In layman's terms, it means that there are too many parameters in your model. It could be mitigated by increasing your sample

n. Are you aiming to reduce the model parameters?; do you need all of these genes?Thank you @Kevin! Yes I want to reduce the predictors via stepwise regression as you said. I have 66 samples (46 non-relapse and 20 relapse). These 45 genes are the genes that I got from differential gene expression analysis. I reduced the number of genes to 24 genes, but still get the same warning. What do you think I should do?

In that case, you may consider using, instead, a regularised regression, i.e., with the lasso penalty. Have you used that previously?

Many thanks @Kevin for taking the time to address my questions. No, I've never used it before. I really appreciate if you help me with that.

Hey, there is a really great tutorial, here: https://web.stanford.edu/~hastie/glmnet/glmnet_alpha.html

I have also posted some material on Biostars, so, if you search, you should find it

Thank you Kevin. I'll go through that. Could you please what is the reason that I got this warning and how lasso penalty will solve it?

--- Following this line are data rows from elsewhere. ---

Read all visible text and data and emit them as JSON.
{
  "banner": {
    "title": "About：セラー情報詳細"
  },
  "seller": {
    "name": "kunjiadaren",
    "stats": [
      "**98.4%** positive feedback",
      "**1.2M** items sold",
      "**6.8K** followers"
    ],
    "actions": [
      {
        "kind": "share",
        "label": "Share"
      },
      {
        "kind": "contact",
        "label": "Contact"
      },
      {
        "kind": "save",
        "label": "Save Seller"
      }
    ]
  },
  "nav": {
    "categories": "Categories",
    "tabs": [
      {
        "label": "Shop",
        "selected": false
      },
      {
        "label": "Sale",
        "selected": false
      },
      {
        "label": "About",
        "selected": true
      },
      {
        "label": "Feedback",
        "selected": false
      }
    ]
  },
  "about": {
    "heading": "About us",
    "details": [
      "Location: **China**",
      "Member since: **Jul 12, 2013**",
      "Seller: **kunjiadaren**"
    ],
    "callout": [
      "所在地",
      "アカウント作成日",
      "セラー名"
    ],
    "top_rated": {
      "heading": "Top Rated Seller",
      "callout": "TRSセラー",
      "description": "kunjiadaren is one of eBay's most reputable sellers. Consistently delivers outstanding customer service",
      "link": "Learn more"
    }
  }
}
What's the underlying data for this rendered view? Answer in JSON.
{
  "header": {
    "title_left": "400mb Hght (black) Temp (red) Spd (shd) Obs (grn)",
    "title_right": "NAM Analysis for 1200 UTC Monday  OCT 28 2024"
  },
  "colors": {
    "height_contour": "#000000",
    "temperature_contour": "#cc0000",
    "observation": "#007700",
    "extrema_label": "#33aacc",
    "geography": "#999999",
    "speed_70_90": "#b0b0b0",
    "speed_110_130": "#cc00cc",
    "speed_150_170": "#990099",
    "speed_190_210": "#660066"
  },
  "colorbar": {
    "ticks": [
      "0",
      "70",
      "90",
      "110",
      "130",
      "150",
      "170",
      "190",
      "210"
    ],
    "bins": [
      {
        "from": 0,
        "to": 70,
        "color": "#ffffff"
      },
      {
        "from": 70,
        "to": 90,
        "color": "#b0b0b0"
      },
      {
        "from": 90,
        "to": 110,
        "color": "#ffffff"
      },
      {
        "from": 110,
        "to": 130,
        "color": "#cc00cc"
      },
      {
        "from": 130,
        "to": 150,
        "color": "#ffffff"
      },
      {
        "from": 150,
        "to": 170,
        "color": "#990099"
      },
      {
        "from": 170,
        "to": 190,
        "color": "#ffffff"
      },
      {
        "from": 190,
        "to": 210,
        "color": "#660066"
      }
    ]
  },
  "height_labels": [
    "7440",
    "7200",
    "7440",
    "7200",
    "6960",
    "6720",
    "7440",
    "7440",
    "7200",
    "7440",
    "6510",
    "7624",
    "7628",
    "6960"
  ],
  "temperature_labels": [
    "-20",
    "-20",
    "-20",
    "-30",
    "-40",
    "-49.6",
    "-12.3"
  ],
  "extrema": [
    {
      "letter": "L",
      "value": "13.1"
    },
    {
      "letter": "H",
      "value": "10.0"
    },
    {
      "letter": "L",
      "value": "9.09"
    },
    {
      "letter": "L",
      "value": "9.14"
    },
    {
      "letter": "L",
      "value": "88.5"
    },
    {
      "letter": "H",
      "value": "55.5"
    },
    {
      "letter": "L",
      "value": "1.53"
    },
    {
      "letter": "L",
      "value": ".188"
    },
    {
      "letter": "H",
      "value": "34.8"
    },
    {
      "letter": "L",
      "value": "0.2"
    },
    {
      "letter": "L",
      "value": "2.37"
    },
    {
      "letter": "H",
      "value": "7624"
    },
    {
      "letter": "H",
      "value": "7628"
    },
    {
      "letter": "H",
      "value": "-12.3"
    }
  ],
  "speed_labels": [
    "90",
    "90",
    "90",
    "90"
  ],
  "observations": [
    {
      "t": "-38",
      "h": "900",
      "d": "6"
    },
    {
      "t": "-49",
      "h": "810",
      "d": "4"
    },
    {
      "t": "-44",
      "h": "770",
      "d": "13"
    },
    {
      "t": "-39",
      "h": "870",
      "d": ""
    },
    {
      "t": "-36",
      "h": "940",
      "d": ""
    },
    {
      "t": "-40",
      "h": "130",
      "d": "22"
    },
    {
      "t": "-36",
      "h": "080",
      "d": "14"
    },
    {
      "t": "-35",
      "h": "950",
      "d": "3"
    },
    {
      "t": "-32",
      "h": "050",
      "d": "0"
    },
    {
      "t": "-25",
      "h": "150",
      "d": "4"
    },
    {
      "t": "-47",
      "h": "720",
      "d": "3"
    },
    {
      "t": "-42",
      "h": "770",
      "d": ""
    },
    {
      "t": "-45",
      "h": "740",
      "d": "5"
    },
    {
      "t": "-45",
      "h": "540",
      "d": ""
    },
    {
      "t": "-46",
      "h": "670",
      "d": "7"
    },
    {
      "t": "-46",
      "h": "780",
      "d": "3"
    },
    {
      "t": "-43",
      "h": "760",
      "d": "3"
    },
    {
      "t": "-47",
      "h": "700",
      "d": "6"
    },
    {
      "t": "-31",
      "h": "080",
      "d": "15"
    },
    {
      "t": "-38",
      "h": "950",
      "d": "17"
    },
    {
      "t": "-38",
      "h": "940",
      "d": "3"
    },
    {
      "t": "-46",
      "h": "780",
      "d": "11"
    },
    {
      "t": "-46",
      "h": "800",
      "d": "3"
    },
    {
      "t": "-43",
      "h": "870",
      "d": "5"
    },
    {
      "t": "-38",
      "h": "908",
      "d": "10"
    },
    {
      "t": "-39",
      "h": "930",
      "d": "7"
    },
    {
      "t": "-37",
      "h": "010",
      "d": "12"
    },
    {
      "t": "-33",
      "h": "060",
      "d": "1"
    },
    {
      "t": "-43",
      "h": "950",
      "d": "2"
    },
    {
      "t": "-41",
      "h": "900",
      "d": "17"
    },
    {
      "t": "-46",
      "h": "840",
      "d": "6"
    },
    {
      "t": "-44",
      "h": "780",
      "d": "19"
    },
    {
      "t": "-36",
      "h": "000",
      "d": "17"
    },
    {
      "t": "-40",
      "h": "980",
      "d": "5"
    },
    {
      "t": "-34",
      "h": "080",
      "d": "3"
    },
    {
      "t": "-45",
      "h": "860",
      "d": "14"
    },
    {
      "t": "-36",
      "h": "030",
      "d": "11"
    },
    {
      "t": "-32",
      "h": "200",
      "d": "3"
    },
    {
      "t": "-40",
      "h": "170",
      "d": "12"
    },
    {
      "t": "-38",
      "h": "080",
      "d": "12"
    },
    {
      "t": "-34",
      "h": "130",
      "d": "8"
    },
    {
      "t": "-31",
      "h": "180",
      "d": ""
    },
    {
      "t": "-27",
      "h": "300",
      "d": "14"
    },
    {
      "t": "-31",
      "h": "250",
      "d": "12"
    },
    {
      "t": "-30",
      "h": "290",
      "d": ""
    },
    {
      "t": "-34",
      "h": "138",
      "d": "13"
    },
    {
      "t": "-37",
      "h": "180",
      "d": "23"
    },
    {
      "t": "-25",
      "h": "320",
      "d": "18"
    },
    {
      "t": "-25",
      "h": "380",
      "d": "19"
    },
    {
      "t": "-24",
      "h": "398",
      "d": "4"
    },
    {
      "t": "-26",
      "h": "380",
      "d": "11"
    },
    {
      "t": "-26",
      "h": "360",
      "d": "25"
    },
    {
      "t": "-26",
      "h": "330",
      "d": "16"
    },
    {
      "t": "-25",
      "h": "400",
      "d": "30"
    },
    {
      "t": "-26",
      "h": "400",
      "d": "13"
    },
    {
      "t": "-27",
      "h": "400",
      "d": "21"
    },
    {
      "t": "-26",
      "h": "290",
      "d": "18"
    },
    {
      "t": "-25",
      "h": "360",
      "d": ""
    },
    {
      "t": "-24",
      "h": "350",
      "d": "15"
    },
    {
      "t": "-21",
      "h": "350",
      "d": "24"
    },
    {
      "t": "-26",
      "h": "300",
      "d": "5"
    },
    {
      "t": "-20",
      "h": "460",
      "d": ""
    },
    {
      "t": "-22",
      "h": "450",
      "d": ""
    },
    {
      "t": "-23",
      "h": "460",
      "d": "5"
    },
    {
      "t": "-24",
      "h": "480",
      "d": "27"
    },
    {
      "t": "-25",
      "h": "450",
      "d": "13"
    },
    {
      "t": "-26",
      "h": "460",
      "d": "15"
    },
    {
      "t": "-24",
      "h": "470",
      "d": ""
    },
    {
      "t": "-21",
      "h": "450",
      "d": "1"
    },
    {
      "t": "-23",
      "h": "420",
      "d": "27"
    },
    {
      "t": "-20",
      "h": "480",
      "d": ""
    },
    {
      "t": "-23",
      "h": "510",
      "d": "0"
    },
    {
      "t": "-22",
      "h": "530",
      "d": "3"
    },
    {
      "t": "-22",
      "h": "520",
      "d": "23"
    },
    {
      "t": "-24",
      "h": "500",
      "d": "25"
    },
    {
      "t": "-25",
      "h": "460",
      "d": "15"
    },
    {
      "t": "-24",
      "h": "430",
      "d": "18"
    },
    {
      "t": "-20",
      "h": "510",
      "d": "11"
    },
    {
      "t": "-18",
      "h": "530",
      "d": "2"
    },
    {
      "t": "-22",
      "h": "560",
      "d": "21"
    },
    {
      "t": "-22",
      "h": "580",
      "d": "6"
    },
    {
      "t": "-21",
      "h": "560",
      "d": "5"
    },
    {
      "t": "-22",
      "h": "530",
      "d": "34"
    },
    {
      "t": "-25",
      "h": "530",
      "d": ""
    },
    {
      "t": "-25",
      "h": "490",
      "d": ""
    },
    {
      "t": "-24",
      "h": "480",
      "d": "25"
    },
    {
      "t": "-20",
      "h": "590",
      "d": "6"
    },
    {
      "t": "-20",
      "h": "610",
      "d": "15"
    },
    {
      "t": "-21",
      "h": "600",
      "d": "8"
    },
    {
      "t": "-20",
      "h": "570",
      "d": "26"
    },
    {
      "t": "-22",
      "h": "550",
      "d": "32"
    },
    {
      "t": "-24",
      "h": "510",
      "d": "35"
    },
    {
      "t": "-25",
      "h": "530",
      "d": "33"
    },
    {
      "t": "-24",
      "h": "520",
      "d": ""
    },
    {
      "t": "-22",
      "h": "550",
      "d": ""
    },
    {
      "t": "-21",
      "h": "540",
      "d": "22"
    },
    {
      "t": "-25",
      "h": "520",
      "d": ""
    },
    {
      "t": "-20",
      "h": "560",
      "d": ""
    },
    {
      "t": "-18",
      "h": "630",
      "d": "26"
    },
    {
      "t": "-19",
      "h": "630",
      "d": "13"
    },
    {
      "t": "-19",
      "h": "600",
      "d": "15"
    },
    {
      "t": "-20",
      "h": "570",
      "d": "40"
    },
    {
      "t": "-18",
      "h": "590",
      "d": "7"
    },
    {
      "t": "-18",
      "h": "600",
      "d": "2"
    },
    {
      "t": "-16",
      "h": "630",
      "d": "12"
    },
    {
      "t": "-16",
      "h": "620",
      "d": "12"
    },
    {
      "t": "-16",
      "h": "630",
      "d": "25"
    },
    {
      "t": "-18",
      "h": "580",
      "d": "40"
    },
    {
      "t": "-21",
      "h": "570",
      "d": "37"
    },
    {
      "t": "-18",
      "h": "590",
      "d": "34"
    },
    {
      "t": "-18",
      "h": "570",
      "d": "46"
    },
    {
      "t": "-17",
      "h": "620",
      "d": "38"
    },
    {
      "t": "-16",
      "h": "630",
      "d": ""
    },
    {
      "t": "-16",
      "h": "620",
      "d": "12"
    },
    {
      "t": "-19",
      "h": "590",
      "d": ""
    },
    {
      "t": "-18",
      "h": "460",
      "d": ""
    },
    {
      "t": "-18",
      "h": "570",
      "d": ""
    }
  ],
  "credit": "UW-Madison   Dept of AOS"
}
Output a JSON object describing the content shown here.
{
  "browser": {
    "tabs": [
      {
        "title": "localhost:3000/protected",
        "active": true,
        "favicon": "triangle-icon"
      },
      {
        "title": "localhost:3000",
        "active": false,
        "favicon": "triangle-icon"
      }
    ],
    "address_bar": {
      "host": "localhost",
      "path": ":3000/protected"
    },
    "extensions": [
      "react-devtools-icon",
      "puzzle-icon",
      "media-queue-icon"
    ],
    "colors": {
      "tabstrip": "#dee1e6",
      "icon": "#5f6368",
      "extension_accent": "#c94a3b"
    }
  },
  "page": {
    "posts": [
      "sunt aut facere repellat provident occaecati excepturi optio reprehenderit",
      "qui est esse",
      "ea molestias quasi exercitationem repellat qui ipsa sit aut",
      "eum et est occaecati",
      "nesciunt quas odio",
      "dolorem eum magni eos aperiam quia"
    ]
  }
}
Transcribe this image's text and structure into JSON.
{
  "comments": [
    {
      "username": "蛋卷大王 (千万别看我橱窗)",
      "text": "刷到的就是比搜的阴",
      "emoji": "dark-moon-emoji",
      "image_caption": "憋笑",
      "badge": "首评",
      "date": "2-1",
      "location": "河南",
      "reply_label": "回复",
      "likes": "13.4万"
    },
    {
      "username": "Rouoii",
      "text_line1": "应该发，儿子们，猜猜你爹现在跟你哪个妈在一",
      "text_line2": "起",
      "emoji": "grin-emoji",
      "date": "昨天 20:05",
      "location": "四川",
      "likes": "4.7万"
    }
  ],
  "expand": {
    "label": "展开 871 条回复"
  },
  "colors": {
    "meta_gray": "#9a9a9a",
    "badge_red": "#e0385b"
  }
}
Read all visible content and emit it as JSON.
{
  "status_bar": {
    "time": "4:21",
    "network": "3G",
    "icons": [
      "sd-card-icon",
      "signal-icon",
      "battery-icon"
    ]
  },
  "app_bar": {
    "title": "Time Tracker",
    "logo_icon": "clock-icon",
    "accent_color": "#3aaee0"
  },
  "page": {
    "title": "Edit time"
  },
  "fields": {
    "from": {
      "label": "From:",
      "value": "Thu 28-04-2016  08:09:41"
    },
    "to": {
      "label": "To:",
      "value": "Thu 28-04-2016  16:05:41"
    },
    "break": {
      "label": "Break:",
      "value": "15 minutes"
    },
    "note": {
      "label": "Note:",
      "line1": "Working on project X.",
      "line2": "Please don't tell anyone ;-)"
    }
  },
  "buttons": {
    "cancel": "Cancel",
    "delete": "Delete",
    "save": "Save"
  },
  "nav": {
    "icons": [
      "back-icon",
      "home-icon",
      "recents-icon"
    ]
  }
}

Basically your previous model was likely 'too good' for the data that you have. This issue can occur when you have too many parameters in the model and / or when you have a small dataset.

Regression with the lasso penalty introduces a penalty / weighting for each parameter, which allows it to work with such problematic models as these. I give a very quick overview here: A: How to exclude some of breast cancer subtypes just by looking at gene expressio

I saw your comprehensive post here about how to build a lasso-penalised model. I did based on your instruction and I got this coefficient for each gene:

These are the result based on

metrics: min λ (lamba). sorry for naive question. I am new to this field. could you please tell me what is the meaning of those dots? In your post you mentioned that "The best predictors will generally be those that have the smallest (possibly zero) coefficient values". You provided two coefficients "co" and "co_se". based on which one we have to select the best predictor? Many thanks!